Just so you know this is not the initial blog I wrote, that will be coming, but sometimes there must be two. I went to a movement neurologist yesterday. That is the kind of doctor she is and I just want you to know so we are clear. I have had extreme discomfort for over a year in my left leg and unable to sleep well so I already went into this appointment scared and little cranky. They have a list of your medications on file and each time the doctor looks at them, as they should, I get a little nervous. She was looking for a long time so I said, “I have bipolar.” But if she is a smart doctor she should be able to tell that without my even saying.

The pause is long so I’m ready for something, I can tell there is going to be a something.

“How do you know you have bipolar?” You’re thinking- What the fuck? Right? I hope you are at least. So I told her I wasn’t here about my bipolar.

“How do you know?” I sighed, hard. How do I know?

“I was diagnosed when I was twenty four, by a doctor.” I knew this was not going to be enough.
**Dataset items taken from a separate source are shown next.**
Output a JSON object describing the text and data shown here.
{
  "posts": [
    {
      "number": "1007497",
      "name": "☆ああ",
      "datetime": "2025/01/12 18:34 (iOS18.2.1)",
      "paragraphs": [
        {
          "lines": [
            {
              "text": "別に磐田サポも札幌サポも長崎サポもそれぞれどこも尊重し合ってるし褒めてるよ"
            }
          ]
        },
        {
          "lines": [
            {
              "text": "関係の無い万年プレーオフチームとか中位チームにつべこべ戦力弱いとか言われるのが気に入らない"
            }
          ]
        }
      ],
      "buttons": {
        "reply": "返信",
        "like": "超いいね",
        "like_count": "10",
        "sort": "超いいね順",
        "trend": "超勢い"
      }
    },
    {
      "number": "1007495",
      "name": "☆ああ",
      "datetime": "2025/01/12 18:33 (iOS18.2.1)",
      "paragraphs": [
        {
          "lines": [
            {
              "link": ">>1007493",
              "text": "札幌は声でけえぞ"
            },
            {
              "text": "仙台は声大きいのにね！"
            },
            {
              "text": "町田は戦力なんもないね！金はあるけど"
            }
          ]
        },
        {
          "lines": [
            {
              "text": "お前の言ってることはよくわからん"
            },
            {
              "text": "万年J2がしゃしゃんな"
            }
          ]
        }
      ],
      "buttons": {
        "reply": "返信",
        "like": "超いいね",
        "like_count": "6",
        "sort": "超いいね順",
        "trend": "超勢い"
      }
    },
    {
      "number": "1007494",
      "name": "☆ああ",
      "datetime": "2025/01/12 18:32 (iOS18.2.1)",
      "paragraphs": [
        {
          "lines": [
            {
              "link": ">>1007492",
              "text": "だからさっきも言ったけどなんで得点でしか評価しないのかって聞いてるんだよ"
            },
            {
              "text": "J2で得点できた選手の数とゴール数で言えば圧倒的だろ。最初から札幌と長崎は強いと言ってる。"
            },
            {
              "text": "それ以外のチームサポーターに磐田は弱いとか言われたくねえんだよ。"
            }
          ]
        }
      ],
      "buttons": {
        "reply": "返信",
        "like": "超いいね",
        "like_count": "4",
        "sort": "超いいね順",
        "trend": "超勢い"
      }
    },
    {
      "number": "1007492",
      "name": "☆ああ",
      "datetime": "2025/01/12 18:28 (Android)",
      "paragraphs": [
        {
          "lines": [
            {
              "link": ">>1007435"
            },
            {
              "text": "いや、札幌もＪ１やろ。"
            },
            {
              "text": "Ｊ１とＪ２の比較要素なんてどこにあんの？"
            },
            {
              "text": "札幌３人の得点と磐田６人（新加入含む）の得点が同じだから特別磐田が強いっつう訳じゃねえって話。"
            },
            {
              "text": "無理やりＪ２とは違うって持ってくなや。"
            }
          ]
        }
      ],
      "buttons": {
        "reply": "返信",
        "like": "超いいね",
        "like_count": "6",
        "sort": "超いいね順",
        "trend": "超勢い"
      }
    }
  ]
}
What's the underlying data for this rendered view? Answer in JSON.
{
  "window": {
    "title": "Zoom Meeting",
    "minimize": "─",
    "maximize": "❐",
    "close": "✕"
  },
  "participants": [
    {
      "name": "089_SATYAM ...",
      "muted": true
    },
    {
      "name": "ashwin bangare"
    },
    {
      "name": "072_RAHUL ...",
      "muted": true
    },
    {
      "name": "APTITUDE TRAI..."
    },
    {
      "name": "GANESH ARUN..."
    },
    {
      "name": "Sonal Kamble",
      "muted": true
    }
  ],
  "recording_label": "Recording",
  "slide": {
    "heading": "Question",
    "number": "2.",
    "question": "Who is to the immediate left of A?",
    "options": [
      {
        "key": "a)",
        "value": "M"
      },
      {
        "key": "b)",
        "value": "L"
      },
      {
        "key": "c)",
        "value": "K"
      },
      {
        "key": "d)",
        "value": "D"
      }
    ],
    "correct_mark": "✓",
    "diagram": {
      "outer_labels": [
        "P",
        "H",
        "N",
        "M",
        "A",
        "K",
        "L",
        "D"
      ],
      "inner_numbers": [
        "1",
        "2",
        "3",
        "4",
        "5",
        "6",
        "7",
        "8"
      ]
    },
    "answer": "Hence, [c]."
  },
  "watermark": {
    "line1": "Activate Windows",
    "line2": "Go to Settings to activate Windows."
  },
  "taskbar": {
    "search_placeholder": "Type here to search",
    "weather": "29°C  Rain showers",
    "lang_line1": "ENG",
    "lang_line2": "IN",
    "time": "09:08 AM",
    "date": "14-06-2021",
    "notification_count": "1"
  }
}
“Have you had an episode?” She apparently had some training in medical school, at least she, like me, had read the definition.

“I was diagnosed when I was twenty four.” I was on repeat and talking very slow.

“Sometimes people are told they are bipolar without having an episode.” I was getting upset because this wasn’t why I was there. I was there for another real thing but I couldn’t explain that and now I was afraid she wouldn’t believe this either and I along with her was starting to doubt myself.

“I had a manic episode.” Then she sighed with relief because she was glad that I did, having a manic episode is in the definition of bipolar. I sighed, too, thinking thank god this is over and we can get to why I am here?

“Okay, that’s good because sometimes people are just given that diagnosis.”

“I have very good doctors. I have always had very good doctors.”

“Great. I’m glad you have good doctors.”

I was glad she was relieved and that I was truly bipolar, not the made up bipolar, and that what I went through twenty years ago was real, that my parents putting up a second mortgage on their house for my hospitalization was for a real disease, that this depressive episode is real and that I really have been lost. What a relief.